New York, June 16, 2017 -- Moody's Investors Service, ("Moody's") today downgraded the Probability of Default Ratings (PDR) of GenOn Energy, Inc.'s D-PD from Caa3-PD. The downgrade was prompted by GenOn's June 14, 2017 announcement that it had initiated Chapter 11 bankruptcy proceedings. The outlook has been changed to stable from negative.
Concurrently, Moody's affirmed the unsecured ratings of GenOn Energy and GenOn Americas Generation at Caa3.
Subsequent to today's actions, Moody's will withdraw the ratings due to GenOn's bankruptcy filing. Please refer to the Moody's Investors Service's Policy for Withdrawal of Credit Ratings, available on its website,
www.moodys.com.
The following ratings were downgraded and will be withdrawn:
Probability of Default Rating to D-PD from Caa3-PD
All of the Loss Given Default assessments will be withdrawn.

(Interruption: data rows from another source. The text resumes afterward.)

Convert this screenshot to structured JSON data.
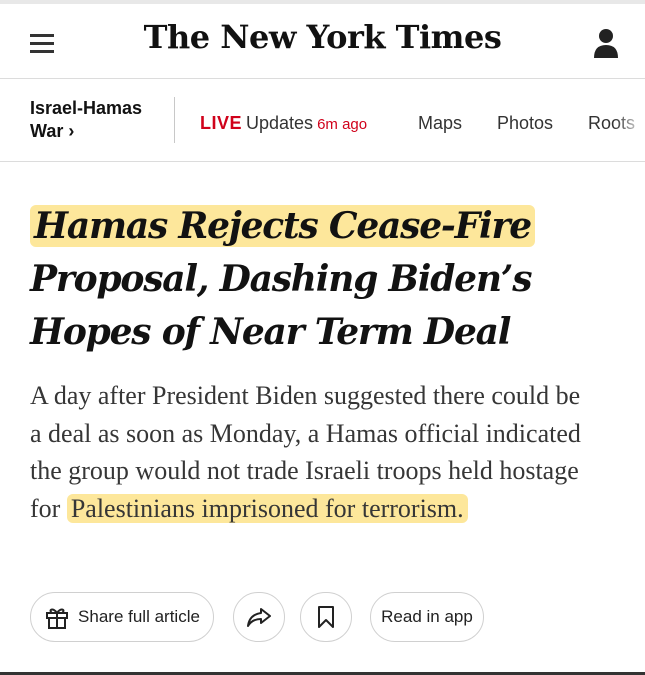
{
  "header": {
    "logo_text": "The New York Times",
    "menu_icon": "hamburger-menu-icon",
    "account_icon": "user-account-icon"
  },
  "nav": {
    "section_line1": "Israel-Hamas",
    "section_line2": "War ›",
    "live_label": "LIVE",
    "live_updates": "Updates",
    "live_ago": "6m ago",
    "items": [
      "Maps",
      "Photos",
      "Roots"
    ]
  },
  "article": {
    "headline_highlighted": "Hamas Rejects Cease-Fire",
    "headline_rest": "Proposal, Dashing Biden’s Hopes of Near Term Deal",
    "summary_text": "A day after President Biden suggested there could be a deal as soon as Monday, a Hamas official indicated the group would not trade Israeli troops held hostage for ",
    "summary_highlighted": "Palestinians imprisoned for terrorism."
  },
  "actions": {
    "share_label": "Share full article",
    "share_icon": "gift-icon",
    "forward_icon": "share-arrow-icon",
    "bookmark_icon": "bookmark-icon",
    "read_in_app_label": "Read in app"
  },
  "colors": {
    "live_red": "#d0021b",
    "highlight_yellow": "#fde79b",
    "text_dark": "#121212"
  }
}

The following ratings were affirmed and will be withdrawn:
GenOn Energy, Inc.
Corporate Family Rating at Caa3
Speculative Grade Liquidity Rating at SGL-4
GenOn Escrow Corp.
Senior Unsecured Regular Bond/Debenture at Caa3 (LGD3)

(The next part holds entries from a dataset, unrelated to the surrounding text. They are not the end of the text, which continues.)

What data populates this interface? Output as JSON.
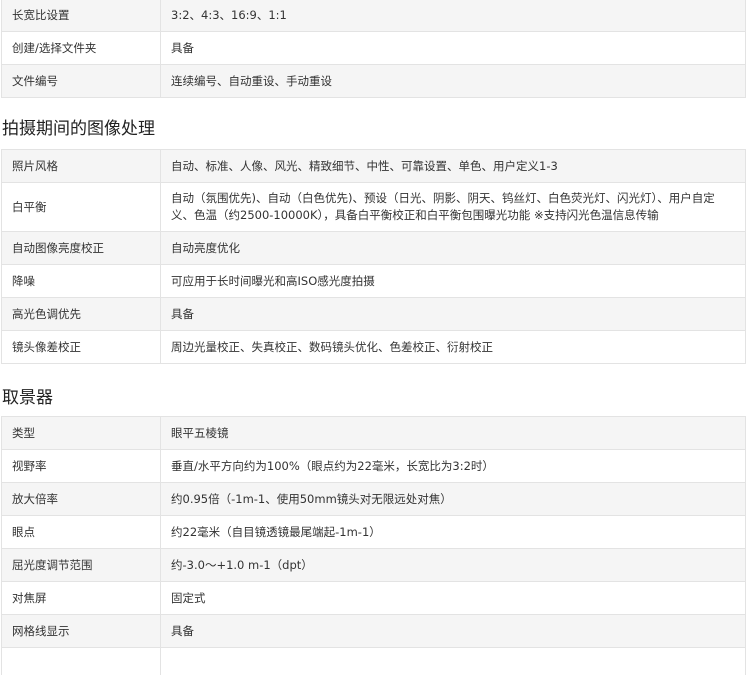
{
  "top_rows": [
    {
      "label": "长宽比设置",
      "value": "3:2、4:3、16:9、1:1"
    },
    {
      "label": "创建/选择文件夹",
      "value": "具备"
    },
    {
      "label": "文件编号",
      "value": "连续编号、自动重设、手动重设"
    }
  ],
  "sections": [
    {
      "title": "拍摄期间的图像处理",
      "rows": [
        {
          "label": "照片风格",
          "value": "自动、标准、人像、风光、精致细节、中性、可靠设置、单色、用户定义1-3"
        },
        {
          "label": "白平衡",
          "value": "自动（氛围优先)、自动（白色优先)、预设（日光、阴影、阴天、钨丝灯、白色荧光灯、闪光灯）、用户自定义、色温（约2500-10000K），具备白平衡校正和白平衡包围曝光功能 ※支持闪光色温信息传输"
        },
        {
          "label": "自动图像亮度校正",
          "value": "自动亮度优化"
        },
        {
          "label": "降噪",
          "value": "可应用于长时间曝光和高ISO感光度拍摄"
        },
        {
          "label": "高光色调优先",
          "value": "具备"
        },
        {
          "label": "镜头像差校正",
          "value": "周边光量校正、失真校正、数码镜头优化、色差校正、衍射校正"
        }
      ]
    },
    {
      "title": "取景器",
      "rows": [
        {
          "label": "类型",
          "value": "眼平五棱镜"
        },
        {
          "label": "视野率",
          "value": "垂直/水平方向约为100%（眼点约为22毫米，长宽比为3:2时）"
        },
        {
          "label": "放大倍率",
          "value": "约0.95倍（-1m-1、使用50mm镜头对无限远处对焦）"
        },
        {
          "label": "眼点",
          "value": "约22毫米（自目镜透镜最尾端起-1m-1）"
        },
        {
          "label": "屈光度调节范围",
          "value": "约-3.0～+1.0 m-1（dpt）"
        },
        {
          "label": "对焦屏",
          "value": "固定式"
        },
        {
          "label": "网格线显示",
          "value": "具备"
        },
        {
          "label": "",
          "value": ""
        }
      ]
    }
  ]
}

GenOn Americas Generation, LLC
Senior Unsecured Regular Bond/Debenture at Caa3 (LGD3)
GenOn is a wholly-owned subsidiary of NRG Energy Inc. (NRG, Ba3 Stable), which is itself the largest merchant power company in the US with about 50 GW of generating capacity, including the 15.4 GW at GenOn.
GenOn's bankruptcy filing follows the agreement on June 12th between NRG and certain GenOn entities, including GenOn Energy and GenOn Americas Generation, LLC ("GAG") to reorganize GenOn's debt structure. However, the agreement did not include GenOn Mid-Atlantic, LLC (Caa1 negative) and GenOn REMA, LLC (Caa1 negative).